Async programming is hard. I ll send out a fix and make sure it gets cherry picked into 0.16.0 as this is a regression.
Ben,
can you point me to instructions for reproducing this? That is, which project to checkout and which targets to run. I ll try to understand what’s happening tomorrow.
@buchgr
GoStdLib
produces two directory outputs. Those directories can be pretty large and may contain a mix of files and subdirectories. That should be okay, right? I haven’t heard of any limitations on the contents of directory outputs.@BenTheElder
GoStdLib
is a particularly heavy directory output. It wouldn’t surprise me if it triggered a bug in the interaction between directory outputs and remote caching. If you can think of a possible root cause in rules_go, please let me know though.@BenTheElder We have a rule that builds the Go standard library for the target platform and mode. It’s used as an input for most other actions. It’s a directory output, but I guess that’s expressed as individual files over the wire.
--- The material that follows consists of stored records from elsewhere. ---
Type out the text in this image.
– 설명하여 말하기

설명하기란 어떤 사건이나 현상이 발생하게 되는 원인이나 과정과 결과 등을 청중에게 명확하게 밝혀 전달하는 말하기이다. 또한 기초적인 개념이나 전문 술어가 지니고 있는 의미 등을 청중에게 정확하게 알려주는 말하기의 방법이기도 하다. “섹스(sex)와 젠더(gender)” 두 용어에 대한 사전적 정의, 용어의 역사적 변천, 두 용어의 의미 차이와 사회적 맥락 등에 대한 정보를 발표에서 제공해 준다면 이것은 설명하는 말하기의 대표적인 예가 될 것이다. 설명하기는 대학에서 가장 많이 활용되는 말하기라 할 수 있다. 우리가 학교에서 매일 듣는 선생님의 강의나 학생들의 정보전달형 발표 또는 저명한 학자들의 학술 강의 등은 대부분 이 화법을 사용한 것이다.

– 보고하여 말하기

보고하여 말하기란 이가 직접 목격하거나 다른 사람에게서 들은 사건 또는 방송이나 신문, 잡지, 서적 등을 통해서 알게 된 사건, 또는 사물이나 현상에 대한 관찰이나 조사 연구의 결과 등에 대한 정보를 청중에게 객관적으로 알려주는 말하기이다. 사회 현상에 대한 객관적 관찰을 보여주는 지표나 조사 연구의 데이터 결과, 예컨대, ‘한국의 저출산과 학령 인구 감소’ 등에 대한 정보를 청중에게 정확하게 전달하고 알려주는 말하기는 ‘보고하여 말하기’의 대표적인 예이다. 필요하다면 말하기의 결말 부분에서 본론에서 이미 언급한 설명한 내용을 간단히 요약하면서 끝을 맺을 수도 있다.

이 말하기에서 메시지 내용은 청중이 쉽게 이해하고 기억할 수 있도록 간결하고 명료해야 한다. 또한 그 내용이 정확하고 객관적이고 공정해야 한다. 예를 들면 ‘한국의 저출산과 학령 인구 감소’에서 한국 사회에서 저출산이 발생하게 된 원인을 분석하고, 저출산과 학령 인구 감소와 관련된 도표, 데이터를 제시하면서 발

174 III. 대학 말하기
I’m planning to change the implementation of that rule to split the standard library into pieces that can be used as separate inputs (tools, archives, sources, headers). We’d also stop including packages that can’t be imported from other Go code (e.g., vendored and internal packages in the standard library). That should improve performance quite a bit, both locally and with remote execution.
Hey Ben,
so in 0.15.0 we made a change for all action outputs to be downloaded in parallel. There is no concurrency limit applied by default, but I figured the number of action outputs would probably be somewhat reasonable and thus there would be a natural limit. I found after the 0.15.0 release (after my vacation) that rules_go to have actions with very high number of outputs and that we would then run into open file descriptor limits and those kind of things. I plan to add a ~200 connections limit in the 0.16.0 release, or 0.15.1 if there will be one.
I think with the
--remote_max_connections=200
you will not encounter the error, but the error itself is still unexplained. It almost seems as if Bazel is interpreting a directory as a file.Correct, the flag was introduced in 0.15.0
@BenTheElder sorry about that 😦. I don’t understand what’s happening there yet. Can you try running with
--remote_max_connections=200
. I think this will avoid the failures in the first place.I will try to reproduce the error.
Thanks for reporting. I ll take a look!